09 Sep, 2009 - 17:34:45
La sociedad optativa de poetas vuelve a llenar el aire de voces
El pasado 15 de agosto dentro de las actividades del XII Festival del Centro Histórico se destacó por su fuerza y singularidad la lectura de poesía de la S.O.P.A. Esperábamos que fuera dentro de las instalaciones del Museo del Ferrocarril, pero no dejaron entrar a los poetas y trovadores y mucho menos al público.
Con amenaza de lluvia y sillas tomadas del propio museo, se tuvo que improvisar un escenario a ras del piso del parque, lo que dio cierto ambiente más urbano a la presentación.
Ésta se desarrolló con la espontaneidad y extrañeza que es parte del estilo de estas performances de lectura, en que el teatro, la trova y la intimidad de cada verso leído se unen en una catártica expresión. Impresionan estos poemas dichos a voz en cuello, resuenan en partes nuestras que se nos han olvidado y despiertan ante el magnífico gesto de leer poesía.

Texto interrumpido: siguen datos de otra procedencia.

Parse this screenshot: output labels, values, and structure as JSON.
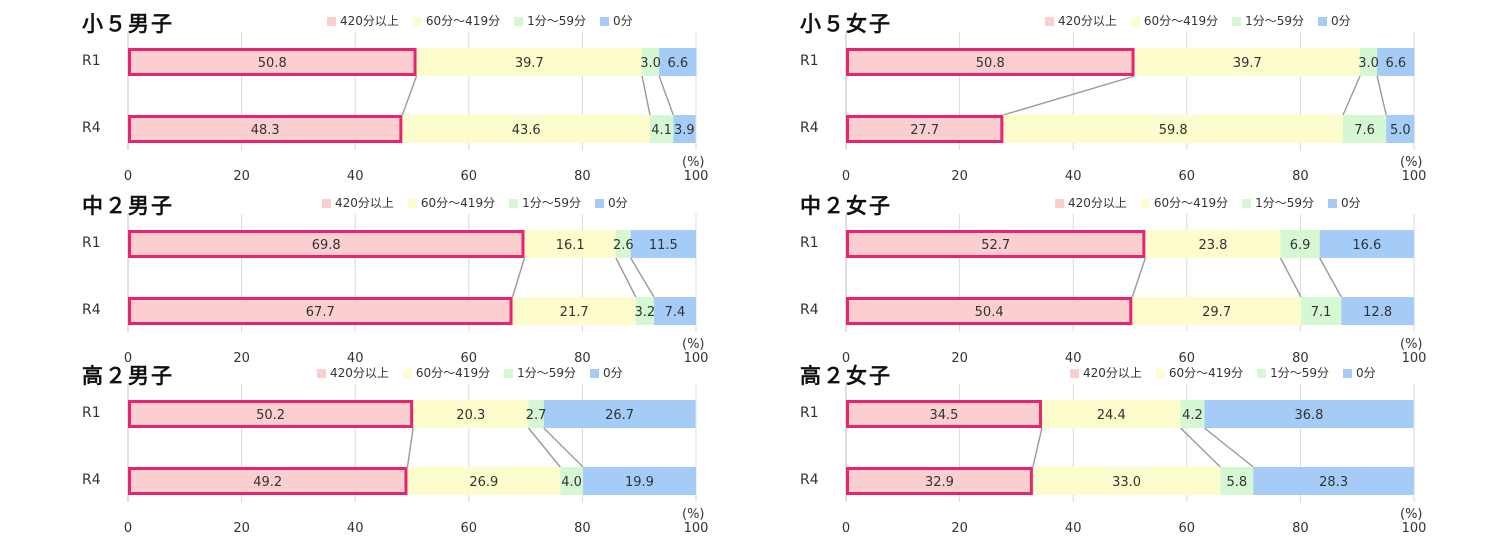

Algunos poemas eran escenificados, y entre actos se oía la guitarra de Quique o la trova de Alejandro. Las interpretaciones de Laura fueron dramáticas, vívidas, muy expresivas. Así transcurrió la tarde desde las cuatro y treinta hasta que comenzó a obscurecer más allá de las seis, cuando leyó los poemas finales un enmascarado de luces, un luminoso rostro azul, enigmático. Allí terminó la lectura. Casi dos horas de versos, cantos y presentaciones. La intimidad convertida en algo que se comparte, que se digiere en la colectividad entre los edificios art decó, que esa tarde nos acompañaban. S.O.P.A. ha logrado convertir sus lecturas de poesía en una fiesta que se vive y sus entregas de voces nos dejan otro sabor de esta ciudad, que ya no parece tan extraña ni amedrentadora.
Poemas de s.o.p.a
Cosas que suceden
esas cosas que suceden en caminos paralelos
porque la voluntad no se refleja en las razones,
nada dice lo que quiero, el tiempo vive su vida
sobre la mía.
La vejez en el alma, ya siento cómo se arruga mi voz
en cada conversación con sentimiento;
También mis ojos fríos ven la vida transparente
dibujándose en pedazos…
Morder la brisa sin remordimientos
escuchar el susurro de las hojas quebrándose contra
tu espalda
aún nos quedan tantos charcos por saltar
encontrar puertas y abrirlas
sumergirnos en anécdotas arrebatadas
romper el viento con la sonrisa bien dibujada.